Enhanced Performance and Availability
In this final section, I was to touch on a few performance improvements that we have made in this release. Our engineering teams have made significant changes to the destaging mechanism between cache and capacity layers as well as to adaptive throttling. These improvements are in the Log Structured Object Manager (LSOM), a key component of vSAN architecture. In the past, destaging during high ingestion of writes could impact the latency of running workloads under heavy I/O, especially when deduplication and compression are turned on. This enhancement means that workloads running on vSAN should have improved performance in terms of predictable I/O latencies and increased sequential I/O throughput.
Also of note is vSAN’s new ability in 6.7U3 to run dozen of resync streams per component in parallel. This feature will automatically adapt depending on the current state, and available resources of the system. This new mechanism will provide vSAN the opportunity to do faster rebuilds of components.
This is a cool new feature, and can be used on an esxi host at the command line to examine performance. I took a quick screenshot of the different entities that can be view (use capital E to get the list) using vsantop.
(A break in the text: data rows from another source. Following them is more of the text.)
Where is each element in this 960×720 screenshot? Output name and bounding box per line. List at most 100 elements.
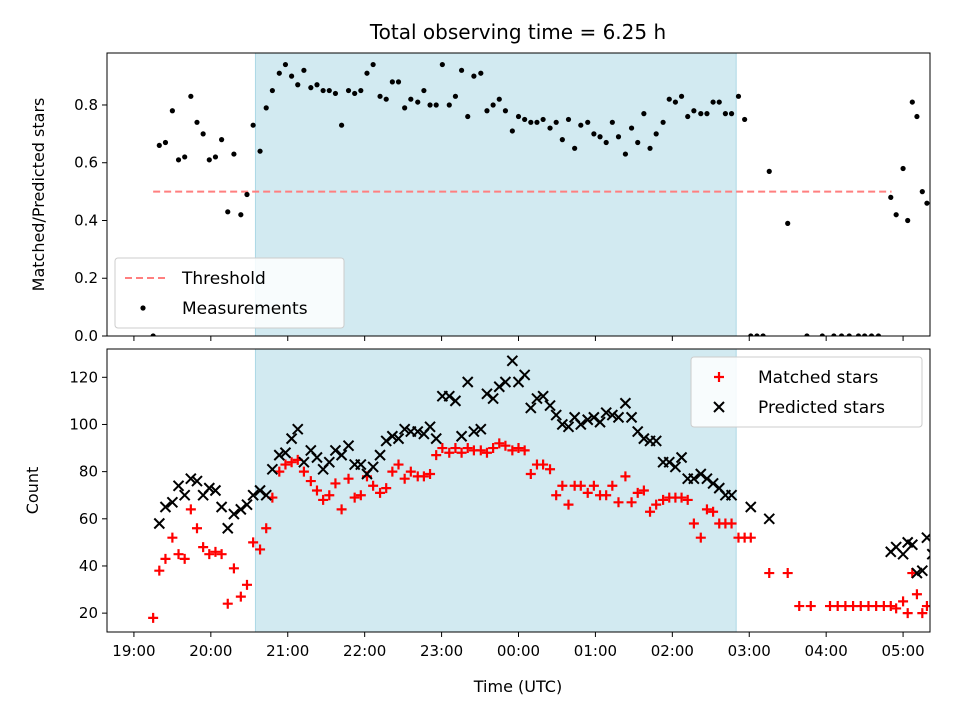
data-point [921,601,930,612]
data-point [439,61,445,68]
data-point [742,116,748,123]
data-point [678,93,685,99]
data-point [588,411,600,424]
data-point [708,506,719,517]
data-point [875,333,882,336]
y-tick-label: 100 [69,415,98,433]
legend-label: Measurements [182,299,308,319]
data-point [722,111,729,117]
data-point [215,501,228,513]
data-point [288,73,295,79]
data-point [301,67,307,73]
data-point [660,119,666,125]
x-tick-label: 02:00 [651,642,694,660]
data-point [572,145,578,151]
data-point [698,111,704,117]
data-point [355,458,367,471]
data-point [206,157,212,163]
data-point [675,451,688,464]
data-point [345,87,352,94]
data-point [335,449,348,461]
plot-area [148,355,930,623]
data-point [695,532,706,543]
data-point [235,503,247,516]
data-point [782,568,793,579]
data-point [688,518,699,529]
data-point [493,381,505,393]
data-point [682,494,693,505]
data-point [612,411,625,424]
data-point [295,82,301,88]
x-tick-label: 21:00 [266,642,309,660]
data-point [591,131,597,137]
data-point [578,122,584,128]
data-point [257,148,263,154]
data-point [507,445,518,456]
data-point [522,116,528,123]
data-point [332,90,339,97]
data-point [528,119,534,125]
data-point [380,435,392,447]
data-point [565,116,572,123]
data-point [490,102,496,108]
data-point [704,111,710,117]
data-point [238,212,244,218]
data-point [203,482,216,494]
data-point [425,468,436,479]
data-point [370,61,376,68]
data-point [914,113,920,120]
data-point [701,504,712,515]
data-point [399,473,410,484]
data-point [450,443,461,454]
data-point [216,549,227,560]
data-point [292,423,304,435]
data-point [320,87,326,94]
data-point [462,443,473,454]
data-point [324,490,335,501]
data-point [695,468,707,480]
y-tick-label: 0.8 [74,96,98,114]
data-point [191,475,203,487]
data-point [647,145,653,151]
data-point [247,489,259,501]
data-point [185,504,196,515]
data-point [525,402,537,414]
x-axis-label: Time (UTC) [473,677,562,696]
data-point [349,492,360,503]
data-point [582,414,594,426]
data-point [352,90,358,97]
data-point [269,87,275,94]
data-point [619,397,632,409]
data-point [200,131,206,137]
data-point [424,421,436,433]
data-point [241,498,253,511]
data-point [496,96,502,102]
data-point [921,531,930,544]
data-point [405,466,416,477]
legend-box [114,257,345,329]
data-point [559,137,565,143]
data-point [855,333,862,336]
data-point [308,85,314,91]
y-tick-label: 60 [79,510,98,528]
data-point [402,105,408,111]
data-point [167,532,178,543]
data-point [500,440,511,451]
data-point [620,471,631,482]
data-point [905,217,911,224]
data-point [563,499,574,510]
data-point [760,333,766,336]
data-point [927,604,930,608]
data-point [478,70,484,76]
data-point [745,532,756,543]
data-point [166,496,179,508]
data-point [672,99,679,105]
data-point [228,563,239,574]
data-point [389,79,395,85]
data-point [575,418,587,431]
data-point [280,459,291,470]
data-point [336,504,347,515]
data-point [175,157,182,163]
data-point [209,484,222,497]
data-point [286,457,297,468]
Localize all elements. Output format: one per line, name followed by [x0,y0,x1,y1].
I’ve not done much with it yet, but it seems like it could be useful for troubleshooting performance related issues.
vSAN Performance Monitor fling
I’ll close with a feature that is not directly related to the 6.7U3 release, but you might find it useful all the same. The vSAN Performance Monitor is a fling released by our engineering team to periodically gather vSAN performance metrics via a telegraf agent, and then uses Grafana to visualize them. I just deployed the fling earlier today, and must say that it is really easy to get started. If you were someone who utilized the older vSAN Observer graphs via RVC (Ruby vSphere Console) in the past, then I think you will like what you see here. Here’s a quick view of the vSAN Summary tab from my vSAN 6.7U3 environment.
As you can see, there is a lot of compelling new enhancements made to vSAN 6.7U3. Check out the release notes for a full list of enhancements.